Bitter Jeweler said:


> Uh, from what I can tell, the site is just a niche gallery of airplane pics. They don't appear to be selling them, or publishing them in any way different than adding your images to a Flickr Group. I wouldn't be concerned about legal issues, or payment, as long as you realise you are just sharing photos to a niche group, and that they are at least crediting you as the author. What more can you ask for from a "fan page"?


 
yeah, it is a niche site but they sell calendars etc from the site too.

i'm mainly just happy to get credit and recognized for what i do. 

just wanted to make sure that there wasn't anything i should be aware of to protect my images when submitting them to these folks.


----------



## bigtwinky (Jan 17, 2011)

altitude604 said:


> yeah, it is a niche site but they sell calendars etc from the site too.
> 
> i'm mainly just happy to get credit and recognized for what i do.


 
Sorry to say, but this is the type of attitude that is pretty much hurting the photography world as a whole.  If it was just a display site, sure, whatever.  But if they are using your images for profit (ie selling calendars) than you should be paid.

Companies like this will go around and find people on flickr or other photo sharing sites and essentially get free images to use because people are "happy with only getting credit".  Saves them money from having to pay for images, and hurting working photographers as a whole.

While the digital photo world has changed how and who takes pictures, it has alot of negatives (no pun intended, well, kinda, not really).  

I know, if you are a working pro with quality work, then you shouldnt be worried about adhoc things like this, but again, this is what hurts the industry as a whole.

:meh:


----------



## ghache (Jan 17, 2011)

If you value your work, The "Rather get published than nothing" doesnt work.
Especially if they will be making money on your head.

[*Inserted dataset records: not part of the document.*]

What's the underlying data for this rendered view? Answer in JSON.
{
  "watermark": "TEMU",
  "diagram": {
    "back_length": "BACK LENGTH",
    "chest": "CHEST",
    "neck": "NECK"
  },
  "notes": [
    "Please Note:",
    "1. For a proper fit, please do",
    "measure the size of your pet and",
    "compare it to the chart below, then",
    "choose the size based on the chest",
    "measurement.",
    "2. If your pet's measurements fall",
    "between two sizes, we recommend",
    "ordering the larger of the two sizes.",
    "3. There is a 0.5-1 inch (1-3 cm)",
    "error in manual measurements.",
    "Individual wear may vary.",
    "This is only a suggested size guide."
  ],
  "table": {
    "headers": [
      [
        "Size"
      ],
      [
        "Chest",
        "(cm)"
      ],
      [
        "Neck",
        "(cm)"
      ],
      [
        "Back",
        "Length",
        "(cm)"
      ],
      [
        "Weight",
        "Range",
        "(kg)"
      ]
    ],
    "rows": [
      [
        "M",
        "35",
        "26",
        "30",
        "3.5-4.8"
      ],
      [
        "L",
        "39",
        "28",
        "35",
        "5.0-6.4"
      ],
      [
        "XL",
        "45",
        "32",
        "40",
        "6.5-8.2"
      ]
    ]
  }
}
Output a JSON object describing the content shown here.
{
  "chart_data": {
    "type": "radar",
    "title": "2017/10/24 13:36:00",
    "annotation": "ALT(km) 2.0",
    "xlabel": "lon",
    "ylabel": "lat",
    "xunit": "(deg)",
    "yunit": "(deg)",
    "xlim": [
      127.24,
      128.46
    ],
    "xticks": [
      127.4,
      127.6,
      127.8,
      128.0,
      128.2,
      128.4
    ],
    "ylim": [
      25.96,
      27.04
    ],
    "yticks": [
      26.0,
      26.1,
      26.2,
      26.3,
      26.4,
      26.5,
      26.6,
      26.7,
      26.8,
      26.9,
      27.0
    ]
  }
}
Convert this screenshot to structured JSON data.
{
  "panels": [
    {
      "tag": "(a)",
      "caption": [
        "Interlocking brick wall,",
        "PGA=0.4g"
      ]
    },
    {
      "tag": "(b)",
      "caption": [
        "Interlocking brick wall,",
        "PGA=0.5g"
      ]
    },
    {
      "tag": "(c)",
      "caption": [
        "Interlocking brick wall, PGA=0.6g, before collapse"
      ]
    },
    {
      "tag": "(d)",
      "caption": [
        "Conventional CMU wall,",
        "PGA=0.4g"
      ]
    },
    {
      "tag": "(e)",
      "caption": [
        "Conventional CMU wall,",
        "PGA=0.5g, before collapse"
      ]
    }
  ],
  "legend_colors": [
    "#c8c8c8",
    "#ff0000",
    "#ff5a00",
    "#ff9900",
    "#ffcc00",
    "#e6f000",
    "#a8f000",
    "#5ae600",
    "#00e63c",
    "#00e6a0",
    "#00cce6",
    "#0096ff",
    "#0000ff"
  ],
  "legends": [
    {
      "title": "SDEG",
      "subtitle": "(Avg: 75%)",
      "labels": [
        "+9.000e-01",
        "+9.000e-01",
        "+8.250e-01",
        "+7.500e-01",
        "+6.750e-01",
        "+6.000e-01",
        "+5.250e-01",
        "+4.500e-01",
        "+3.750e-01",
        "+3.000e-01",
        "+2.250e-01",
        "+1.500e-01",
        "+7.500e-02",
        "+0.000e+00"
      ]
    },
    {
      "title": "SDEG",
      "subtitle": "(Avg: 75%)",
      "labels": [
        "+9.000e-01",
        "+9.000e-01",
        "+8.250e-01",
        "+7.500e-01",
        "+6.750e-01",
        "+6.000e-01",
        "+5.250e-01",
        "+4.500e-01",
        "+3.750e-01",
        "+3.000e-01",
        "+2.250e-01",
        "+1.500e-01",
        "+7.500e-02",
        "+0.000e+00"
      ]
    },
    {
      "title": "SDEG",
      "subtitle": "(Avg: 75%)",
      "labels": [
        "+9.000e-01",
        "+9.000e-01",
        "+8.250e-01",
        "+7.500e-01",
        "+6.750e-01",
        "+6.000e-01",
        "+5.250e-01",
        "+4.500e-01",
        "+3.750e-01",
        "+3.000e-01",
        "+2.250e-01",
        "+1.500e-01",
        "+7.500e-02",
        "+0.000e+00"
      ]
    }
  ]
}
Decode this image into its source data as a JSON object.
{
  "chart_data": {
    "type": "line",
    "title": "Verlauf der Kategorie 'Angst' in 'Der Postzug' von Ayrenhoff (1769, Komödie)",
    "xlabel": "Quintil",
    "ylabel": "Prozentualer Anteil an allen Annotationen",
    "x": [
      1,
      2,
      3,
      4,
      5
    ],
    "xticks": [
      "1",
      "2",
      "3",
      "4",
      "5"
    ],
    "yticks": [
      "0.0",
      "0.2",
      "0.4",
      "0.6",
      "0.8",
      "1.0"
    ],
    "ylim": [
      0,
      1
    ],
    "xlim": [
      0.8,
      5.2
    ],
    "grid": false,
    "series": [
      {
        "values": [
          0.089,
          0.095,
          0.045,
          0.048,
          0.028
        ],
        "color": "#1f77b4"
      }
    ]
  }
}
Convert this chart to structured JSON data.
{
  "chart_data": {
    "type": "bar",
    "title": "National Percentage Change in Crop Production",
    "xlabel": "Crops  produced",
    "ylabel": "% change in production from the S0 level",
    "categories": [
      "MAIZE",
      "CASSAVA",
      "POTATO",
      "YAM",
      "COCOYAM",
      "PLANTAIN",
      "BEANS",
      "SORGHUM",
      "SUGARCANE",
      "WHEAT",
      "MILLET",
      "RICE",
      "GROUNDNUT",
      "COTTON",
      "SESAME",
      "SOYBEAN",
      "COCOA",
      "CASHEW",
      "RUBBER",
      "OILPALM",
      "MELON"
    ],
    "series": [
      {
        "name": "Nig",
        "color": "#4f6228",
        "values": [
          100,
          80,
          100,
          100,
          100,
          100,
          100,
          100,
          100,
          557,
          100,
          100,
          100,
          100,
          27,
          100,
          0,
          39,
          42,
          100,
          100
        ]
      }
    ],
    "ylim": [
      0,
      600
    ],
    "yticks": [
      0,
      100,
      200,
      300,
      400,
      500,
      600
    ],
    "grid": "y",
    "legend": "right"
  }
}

I wouldnt mind giving away pictures for non lucrative organisation that i care for but anything else, they will pay or they get nothing.


----------



## bigtwinky (Jan 17, 2011)

ghache said:


> I wouldnt mind giving away pictures for non lucrative organisation that i care for but anything else, they will pay or they get nothing.


 
Payment can be in many ways.

I took a chance a few months ago and did some free work for a friend's band.   I shot live shots of them and gave them a usage right to only display on facebook and social media, not to be used for albums or flyers.  If they wanted use for anything that brings them in actual money, we rediscuss.   They were cool with that.

So the images went up, and thanks for the power of liking on facebook, made the rounds to a few people.  Last week, I get a call from another band, who saw my images, and wanted me to shoot for them this past weekend.  

So yeah, payment can be in different ways, but it has to be a planned thing.  Just getting exposure is not enough IMO.


----------



## altitude604 (Jan 17, 2011)

I see what you mean. There's a lot of similarities to the DJ'ng business. A lot of n00bs that'll play out just for recognition and only play pirated MP3s and hurting those of us that pay for tunes and try to make some money at it. I'm going to be discussing compensation from them should any of my shots be used for a Calendar or anything like that.

These folks contacted me through jetphotos.net where I submit a lot of spotting photos so I'm kind of hoping that this leads to more interest in my material.

This is just helps my motivation to try harder to sell some of my work since now I can figure out who and where to market it to.


----------



## orljustin (Jan 17, 2011)

bigtwinky said:


> ghache said:
> 
> 
> > I took a chance a few months ago and did some free work for a friend's band.   I shot live shots of them and gave them a usage right to only display on facebook and social media, not to be used for albums or flyers.  If they wanted use for anything that brings them in actual money, we rediscuss.   They were cool with that.
> ...


----------



## orljustin (Jan 17, 2011)

altitude604 said:


> Bitter Jeweler said:
> 
> 
> > i'm mainly just happy to get credit and recognized for what i do.
> ...


----------



## bigtwinky (Jan 17, 2011)

orljustin said:


> Yeah, I bet you're so booked with free shoots you can't take a breath!


 
Actually, I'm pretty new on the live show scene here in town.  Been trying to somewhat crack the scene.

I've done 2 free shows and 4 paid shows.  So my ratio is not too bad.  

Thankfully, I'm not overbooked for free shoots.  Too bad I don't have any lined up in the next little while, I really love concert shooting.  Hopefully the paid shots I did this past weekend will lead to more work, but we'll see.


----------